G –  Schending van de procedurevoorschriften (zaak T‑271/02)

567    Het subsidiaire verzoek van ÖVAG en NÖ-Hypo tot verlaging van de geldboeten die hun wegens de onregelmatige toelating van de FPÖ als klaagster en de toezending van de grieven aan die politieke partij zijn opgelegd, kan niet worden toegewezen.

568    Bepaalde onregelmatigheden in de procedure kunnen inderdaad soms een verlaging van de geldboete rechtvaardigen zelfs indien zij niet tot de nietigverklaring van de bestreden beschikking kunnen leiden (arrest Hof van 17 december 1998, Baustahlgewebe/Commissie, C‑185/95 P, Jurispr. blz. I‑8417, punten 26‑48).

569    Alleen procedurele onregelmatigheden die ernstig afbreuk kunnen doen aan de belangen van de partij die zich daarop beroept, kunnen een verlaging van de geldboete rechtvaardigen (arrest Baustahlgewebe/Commissie, punt 568 supra, punt 30). Dat kan met name het geval zijn wanneer het gaat om onregelmatigheden die schending opleveren van het Europees Verdrag tot bescherming van de rechten van de mens en de fundamentele vrijheden. Een dergelijke schending wordt in casu niet gesteld, en uit het dossier volgt ook niet dat het door de banken gelaakte gedrag van de Commissie, in tegenstelling tot het gedrag van de politieke partij FPÖ, waarvan de handelingen niet aan de Commissie kunnen worden toegerekend, hun belangen ernstig heeft kunnen schaden. Zonder dat het Gerecht hoeft te beslissen of het gedrag van de Commissie al dan niet onregelmatig is, moet worden vastgesteld dat de gestelde onregelmatigheden waarom het in casu gaat, niet voldoende ernstig zijn om, zo zij al worden bewezen, een verlaging van de geldboete te rechtvaardigen.

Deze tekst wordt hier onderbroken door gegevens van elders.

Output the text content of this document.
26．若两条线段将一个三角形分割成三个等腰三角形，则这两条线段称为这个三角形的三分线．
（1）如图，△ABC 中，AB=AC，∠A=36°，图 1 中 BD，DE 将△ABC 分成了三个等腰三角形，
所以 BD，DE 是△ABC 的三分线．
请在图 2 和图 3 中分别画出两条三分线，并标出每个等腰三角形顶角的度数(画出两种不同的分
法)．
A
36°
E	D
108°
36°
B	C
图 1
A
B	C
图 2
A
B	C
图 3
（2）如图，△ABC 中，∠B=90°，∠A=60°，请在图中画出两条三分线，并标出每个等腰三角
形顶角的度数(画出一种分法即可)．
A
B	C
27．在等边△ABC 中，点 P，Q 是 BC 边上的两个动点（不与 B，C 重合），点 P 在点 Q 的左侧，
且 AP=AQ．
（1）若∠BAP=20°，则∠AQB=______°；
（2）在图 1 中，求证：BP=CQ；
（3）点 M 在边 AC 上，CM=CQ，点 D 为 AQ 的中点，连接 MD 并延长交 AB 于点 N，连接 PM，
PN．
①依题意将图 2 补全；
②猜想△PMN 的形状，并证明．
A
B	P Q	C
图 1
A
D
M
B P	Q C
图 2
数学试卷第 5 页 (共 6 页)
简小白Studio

H –  Conclusie met betrekking tot de verzoeken tot verlaging van de geldboeten

570    Blijkens het voorgaande, moeten verzoeksters’ middelen betreffende een verlaging van de geldboeten uit hoofde van de wettigheidstoetsing worden afgewezen, met uitzondering van de middelen betreffende de juistheid van de vaststellingen met betrekking tot het gemeenschappelijke marktaandeel van PSK en PSK-B (zie punten 446‑452 supra). Bovendien is het Gerecht van oordeel dat er geen termen aanwezig zijn om de geldboeten uit hoofde van de uitoefening van zijn volledige rechtsmacht om andere redenen te verlagen.

571    Met betrekking tot het bedrag van de aan PSK en PSK-B op te leggen gemeenschappelijke geldboete is het Gerecht in de uitoefening van zijn volledige rechtsmacht en met inaanmerkingneming van de duur van de inbreuk en de medewerking van de banken met de Commissie van oordeel, dat het eindbedrag van de in punt 560 en bij artikel 3 van de beschikking aan PSK (met inbegrip van PSK-B) opgelegde geldboete met de helft moet worden verminderd. Derhalve moet de aan PSK en PSK-B opgelegde gemeenschappelijke geldboete op 3 795 000 EUR worden bepaald.

V –  Verzoek van de Commissie tot verhoging van de aan RZB opgelegde geldboete

572    In zaak T‑259/02 heeft de Commissie het Gerecht verzocht de aan RZB opgelegde geldboete te verhogen op grond dat zij voor het eerst in het verzoekschrift heeft betwist dat tussen de banken afspraken bestonden over grensoverschrijdende betalingen, documentaire transacties alsmede de aan‑ en verkoop van waardepapieren.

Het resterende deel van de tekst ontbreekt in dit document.